O lado mais selvagem da harpa

\\ Texto Andreia Filipa Ferreira

Eduardo Raon é reconhecido pela sua versatilidade em palco.

O ambiente escuro aguarda que algo o irrompa. Uma luz, uma melodia, uma pessoa. Talvez tudo de uma só vez. Uma pessoa que possa ser melodia e luz, ao mesmo tempo. E que nos conquiste ao primeiro dedilhar de cordas. No palco, a harpa reluz como se chamasse por Eduardo Raon, aquele que é capaz de iluminar o ambiente escuro. Português de alma e coração, mas apaixonado por Liubliana, a capital da Eslovénia que o inspira graças à «atitude de constante questionamento e maravilhamento em relação ao mundo», Eduardo Raon é música desde que se lembra. Fascinado pelos instrumentos musicais, que tinham «uma qualidade mágica» para o seu olhar de criança, começou por entusiasmar-se com o som da guitarra e com as breves aulas de piano. Mas foi a harpa que se tornou um prolongamento do seu íntimo. «Elegi a harpa por três razões: existe repertório de qualquer época, é um instrumento muito físico e já sabia as características da minha futura professora na Escola de Música do Conservatório Nacional de Lisboa, a harpista e compositora Clotilde Rosa, de quem retiro a minha maior influência», afirma Eduardo.

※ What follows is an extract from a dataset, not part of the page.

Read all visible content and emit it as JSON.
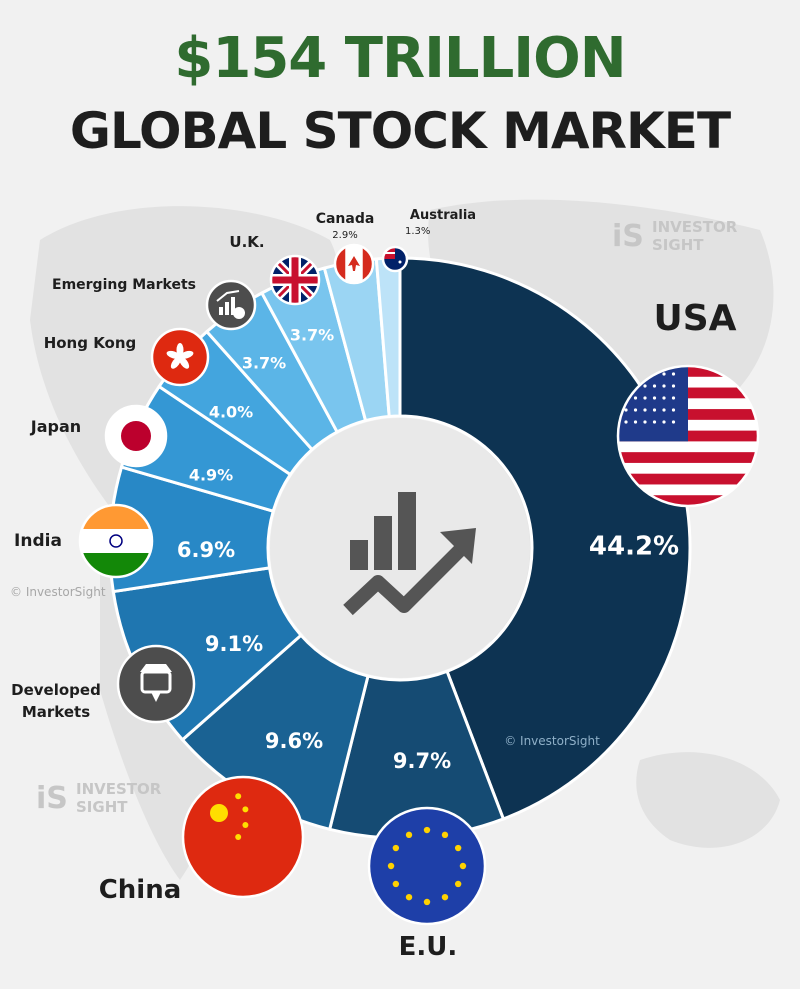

Inspirando-se nos comportamentos humanos, racionais ou não, o harpista assume que a imagem estereotipada feminina, de delicadeza, o motiva a mostrar que o instrumento pode ser muito mais que isso. «Não cinjo o papel da harpa ao de um instrumento simplesmente agradável. Claro que o é, mas pode ser tanto mais. Saber que ao instrumento está associada uma imagem de harmonia motiva-me a mostrar também o lado mais selvagem, convulsivo, gritante até, que a harpa consegue ter», refere. Com uma capacidade de improvisação que carimba a sua atitude e versatilidade em palco, capacidade essa proveniente da abertura àquilo que outros músicos propõem e à auto-exigência que não lhe permite utilizar simplesmente os recursos que lhe são familiares ou confortáveis, Eduardo vai marcando as suas performances por quebrar as barreiras do clássico, conjugando a harmonia da harpa com mensagens em vídeo e introduzindo outros estilos musicais nas actuações. «Não sei traçar a fronteira entre os vários géneros. Não tenho passaporte musical e vou atravessando as fronteiras, consciente de que cada território tem regras e características distintas», assume. Habituado a um «saltitar musical e temático», o harpista português lançou o seu primeiro álbum, o The Drive for Impulsive Actions, em 2013 ? uma «constatação, um comentário, uma ironia e uma celebração da nossa impulsividade e de todas as acções que menos conscientemente praticamos», nas palavras de Eduardo ?, mas vai mantendo vários projetos em paralelo enquanto prepara o próximo disco a solo. Seja em palco com o projeto Powertrio, acompanhado por Joana Sá e Luís Martins, seja a compor para trilhas sonoras cinematográficas ou musicais, a harpa de Eduardo não vai tendo descanso.